I think this warrants the direct approach: “Little Johnny, as you go through life, you’ll find people don’t appreciate this. You may have noticed that I don’t appreciate this. This will be the last exception I make for you.”

Part-whole

We’re all familiar with two chronic misconceptions in our math classrooms:

  1. Students interpreting the equal sign as an abbreviation for “and the answer is” or “do the things on the left, and then write the answer on the right”;
  2. Students failing to recognize fractions as numbers that have all the same characteristics as integers.

This fascinating article describes “part-whole” as a way to address both of these issues. Looks kind of simple, doesn’t it?
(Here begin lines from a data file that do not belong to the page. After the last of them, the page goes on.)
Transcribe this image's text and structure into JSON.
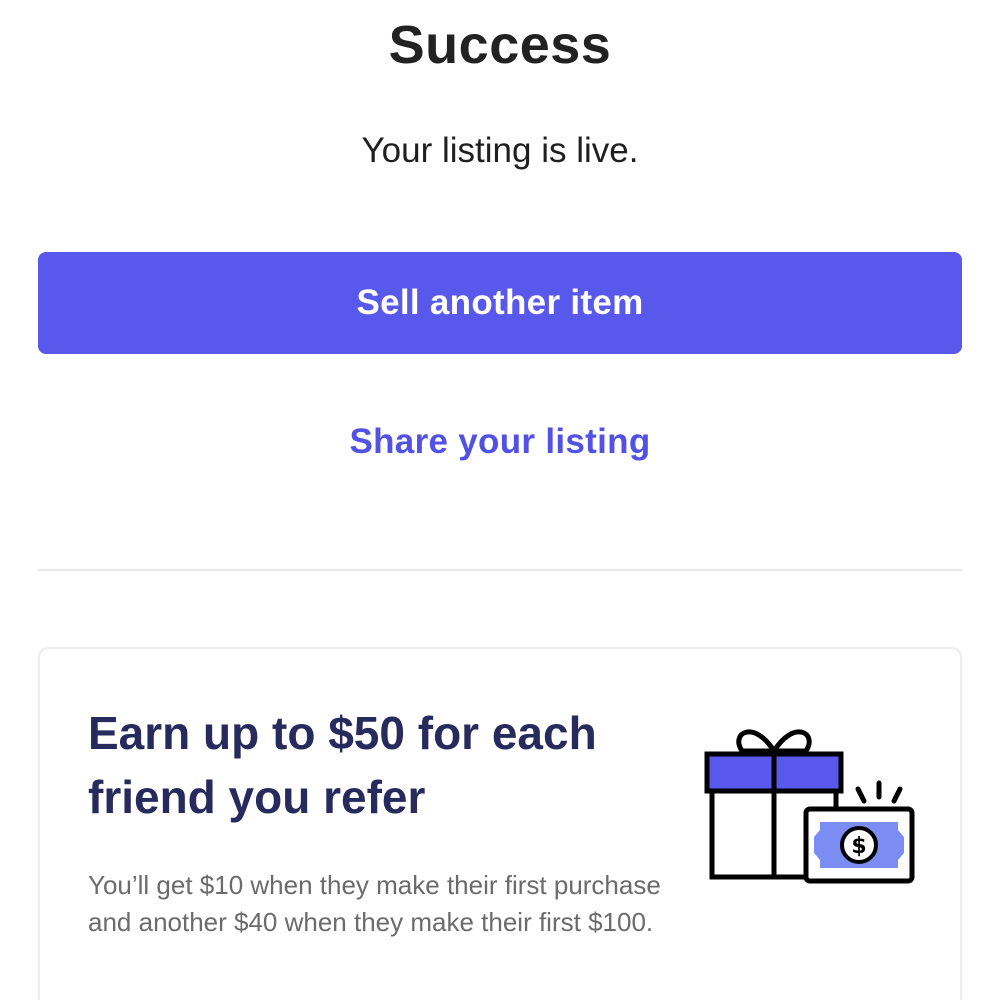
{
  "header": {
    "title": "Success",
    "subtitle": "Your listing is live."
  },
  "actions": {
    "primary_label": "Sell another item",
    "secondary_label": "Share your listing"
  },
  "promo": {
    "heading": "Earn up to $50 for each friend you refer",
    "body": "You’ll get $10 when they make their first purchase and another $40 when they make their first $100.",
    "icon": "gift-and-cash-icon",
    "bill_symbol": "$"
  },
  "colors": {
    "accent": "#5858ec",
    "link": "#5151e6",
    "heading": "#262a5c",
    "bill_fill": "#7b8cf2"
  }
}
LucidChart: Take a difficult concept, and make it better

Can’t wait to assign this to the Algebra 2 kids so they can develop flowcharts to explain how to simplify radical expressions.

Happy New Year

2011=157+163+167+173+179+181+191+193+197+199+211

A sum of 11 consecutive primes. How often does something like that happen?
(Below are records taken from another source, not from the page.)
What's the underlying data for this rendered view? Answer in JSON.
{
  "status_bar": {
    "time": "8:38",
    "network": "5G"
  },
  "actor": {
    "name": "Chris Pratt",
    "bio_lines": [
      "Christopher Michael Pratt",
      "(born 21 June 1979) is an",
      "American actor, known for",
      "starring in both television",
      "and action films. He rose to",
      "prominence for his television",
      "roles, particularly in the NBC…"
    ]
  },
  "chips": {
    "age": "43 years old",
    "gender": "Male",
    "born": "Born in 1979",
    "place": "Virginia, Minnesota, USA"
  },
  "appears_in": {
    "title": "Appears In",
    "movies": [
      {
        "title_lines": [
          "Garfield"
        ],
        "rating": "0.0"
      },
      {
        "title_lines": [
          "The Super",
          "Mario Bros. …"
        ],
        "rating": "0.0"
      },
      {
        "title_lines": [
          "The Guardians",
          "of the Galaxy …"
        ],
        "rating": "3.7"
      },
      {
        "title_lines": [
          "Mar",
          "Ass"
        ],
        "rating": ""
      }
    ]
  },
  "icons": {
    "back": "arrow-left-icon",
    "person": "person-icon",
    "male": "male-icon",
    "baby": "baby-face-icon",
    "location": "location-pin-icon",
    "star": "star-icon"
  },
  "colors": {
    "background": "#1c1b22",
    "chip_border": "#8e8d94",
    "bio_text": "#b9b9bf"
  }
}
BTW, 2011 itself is prime.

(Thanks, Audrey!)

How millennial are you?

I scored 69, which puts me a couple generations ahead of my peers. Sweet!

If they asked me for questions, I would add these:

  1. “In the past 24 hours, have you used ‘sweet,’ ‘tight,’ or ‘sick’ as an exclamation?” (More likely to be a millennial than a boomer.)
  2. Can you spell millennial? (More likely to be a boomer than a millennial.)

How long will it take?

Wow. This is fascinating and obvious: rather than providing all the links and scaffolding, present the problem completely stripped down.

A photograph of an octagonal, lucite water tank, being filled by a water hose. Ask the class, “How long will it take to fill the tank?” Without all the math notation — coordinate plane, labeled vertices and angles, formulas — everyone in the class gets involved in the conversation, including the kids who instinctively step back and let the “smart kids” do the work.

Students have to (and do, according to Meyer) ask the questions that are normally supplied by the textbook: how fast is the water running? how tall is the tank? how wide is the tank? what’s the shape of the tank? is there a formula that applies?

My students can’t add 1+1

Literally. (Sort of.)

I’ve given my Algebra 2 students (mostly sophomores) several quizzes over the last few weeks, testing their ability to add and subtract integers. Many of them repeatedly got the wrong answer for this problem:

1 – (-1) = [a box for the answer]

I became incensed one night in October when I recognized the horrible state of their arithmetic fundamentals. Although in California this is a 7th grade standard — which puts them only three years behind — the basics of this should have been building in them since about 3rd grade. Subtraction is the inverse of addition, the left half of the number line contains the negative numbers, etc.

What did I do with my anger? I announced in class that no one would pass the semester without being able to demonstrate competency in integer arithmetic. I said I would talk to an assistant principal and decided whether to give an F or an I for the final grade of those who couldn’t subtract. The response was predictable:

  • “You can’t do that.”
  • “We couldn’t have gotten this far in math without being able to subtract.”
  • “How are you going to decide whether or not we can subtract?”
  • “Will we give an F or an I?”

The second response was especially funny because it came from a girl who got a 7 out of 20 on her most recent integer subtraction quiz. (In fact, she escalated the discussion to the point of rudeness. I ended up showing her the quiz — while her classmates watched — in order to end the discussion.)

I’ve developed a set of 20-question quizzes and a very handy answer key that makes it possible for my TA to grade 40 quizzes in about 10 minutes. I administer the quizzes every few days, during class, to the students who haven’t reach 15 points.

Note: it’s now several weeks since my announcement. I’ve spoken to two APs. Both said, “You can’t do that.” I haven’t told the students I can’t do that, so as far as they know I can and will.